Some of Mers's harshest criticism is leveled at ``responsible'' unions that abided by their contracts and stayed on the job while other workers in their industry were on strike. Once, after describing how a work gang in Galveston compromised on safety standards to set a record for moving bales of cotton, he gloomily concludes, ``It's a phenomenon of working class history ... how the American worker has so willingly swapped favorable working conditions for money.'' To Mers, the real heroes of the labor movement are the unemployed workers during the depths of the depression who, regardless of the plight of their families, refused to become scabs.

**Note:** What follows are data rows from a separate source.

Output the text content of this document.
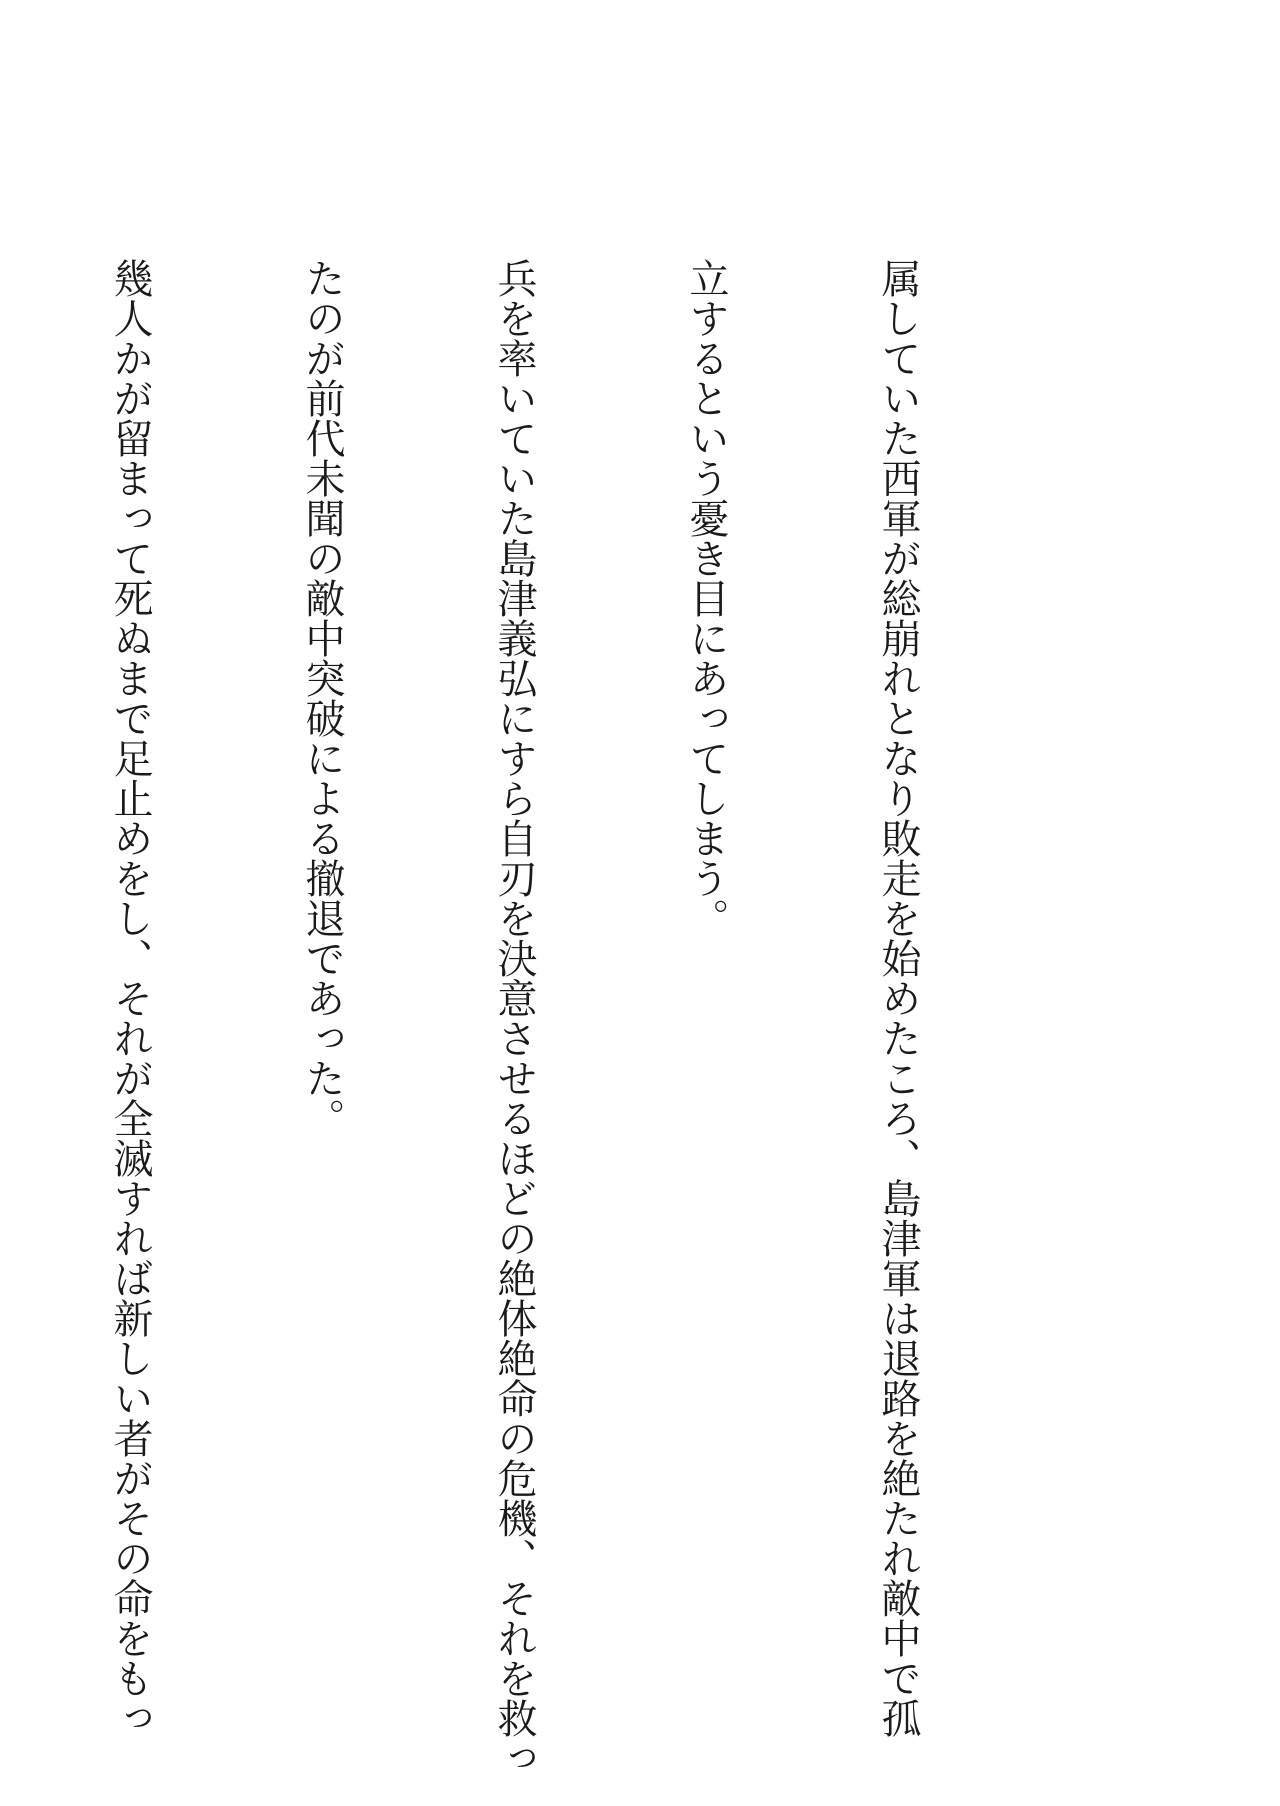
属していた西軍が総崩れとなり敗走を始めたころ、島津軍は退路を絶たれ敵中で孤

立するという憂き目にあってしまう。

兵を率いていた島津義弘にすら自刃を決意させるほどの絶体絶命の危機、それを救っ

たのが前代未聞の敵中突破による撤退であった。

幾人かが留まって死ぬまで足止めをし、それが全滅すれば新しい者がその命をもっ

Part of the problem of Mers's white-hat, black-hat vision of labor relations is that it doesn't allow for much analysis of complex problems. For example, as part of the settlement of the Gulf Coast longshoremen's strike of 1935, the leadership of the International Longshoremen's Association agreed to give a union charter to a group of strikebreakers in Houston. At a contract committee meeting, Mers and a handful of dissidents took a hard line and argued to keep the scabs out. The leadership carried the day by an overwhelming margin, arguing that granting a charter to the strikebreakers would be a way of teaching them ``good union behavior'' and would benefit the union in the long run. Mers still looks at it as a sellout of basic working-class principles. Maybe. But it's just grandstanding to preach ideology without speculating on its consequences.
Should (or could) the leadership have pushed to continue the two-month strike, with the rank and file prepared to accept (as they did) the wage package that management offered at the start of negotiations? Was the issue worth the risk of alienating Labor Secretary Frances Perkins, a proven friend of labor, whose personal emissary hammered out the agreement? If the strikebreakers continued on the job, was it in management's or labor's interest to freeze them out of the union? These questions are never addressed.

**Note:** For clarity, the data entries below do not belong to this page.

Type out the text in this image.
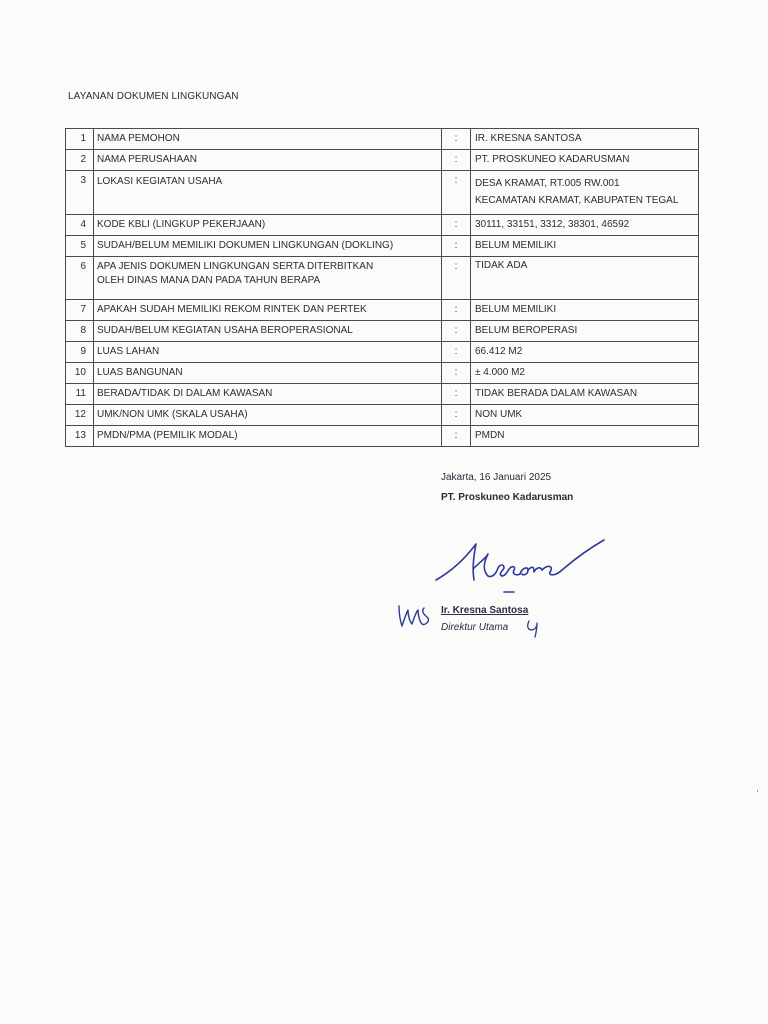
LAYANAN DOKUMEN LINGKUNGAN
1	NAMA PEMOHON	:	IR. KRESNA SANTOSA
2	NAMA PERUSAHAAN	:	PT. PROSKUNEO KADARUSMAN
3	LOKASI KEGIATAN USAHA	:	DESA KRAMAT, RT.005 RW.001
KECAMATAN KRAMAT, KABUPATEN TEGAL

4	KODE KBLI (LINGKUP PEKERJAAN)	:	30111, 33151, 3312, 38301, 46592
5	SUDAH/BELUM MEMILIKI DOKUMEN LINGKUNGAN (DOKLING)	:	BELUM MEMILIKI
6	APA JENIS DOKUMEN LINGKUNGAN SERTA DITERBITKAN
OLEH DINAS MANA DAN PADA TAHUN BERAPA	:	TIDAK ADA
7	APAKAH SUDAH MEMILIKI REKOM RINTEK DAN PERTEK	:	BELUM MEMILIKI
8	SUDAH/BELUM KEGIATAN USAHA BEROPERASIONAL	:	BELUM BEROPERASI
9	LUAS LAHAN	:	66.412 M2
10	LUAS BANGUNAN	:	± 4.000 M2
11	BERADA/TIDAK DI DALAM KAWASAN	:	TIDAK BERADA DALAM KAWASAN
12	UMK/NON UMK (SKALA USAHA)	:	NON UMK
13	PMDN/PMA (PEMILIK MODAL)	:	PMDN
Jakarta, 16 Januari 2025
PT. Proskuneo Kadarusman
Ir. Kresna Santosa
Direktur Utama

This is not to say that Mers does not come honestly by his view of labor-management relations. Some of the most graphic and harrowing sections of the book deal with the goon-squad tactics of the Texas Rangers, who not only brutalized and intimidated strikers but also did the same to scabs, holding them prisoners as forced labor to break strikes.
A fledgling author, Mers has been ill-served by the editorial staff of the University of Texas Press. Though the raw material of a far more interesting work is clearly there, the author hasn't quite decided what kind of book he wants to write - an autobiography or a meditation on his particular union principles. The result is a rambling, often superficial narrative with many loose ends.
But at the end, Mers's views seem frozen in the brawling '30s. Writing in 1988, he offers the preamble to the constitution of the IWW (Industrial Workers of the World, or Wobblies) as a guide to American labor, an ideal ``battered but intact.'' While workers' ``paradises'' behind the Iron Curtain struggle to get out from under the deadening impact of centralized economics and grope toward freedom and individual initiative, Mers still believes labor's role - and destiny - is to destroy capitalism.
When it is in the mutual interest of labor and management to have their industries survive and flourish in this fiercely competitive global economy, which means give-and-take and a new set of relationships, Mers still believes that ``the working class and the employing class have nothing in common.'' And, after decades of gulags, mass murders, and wars of liberation in the name of a transcendent Utopian vision, Mers still believes that ``the land begs to be taken back by the people for the people.'' Battered ideals for sure, but intact?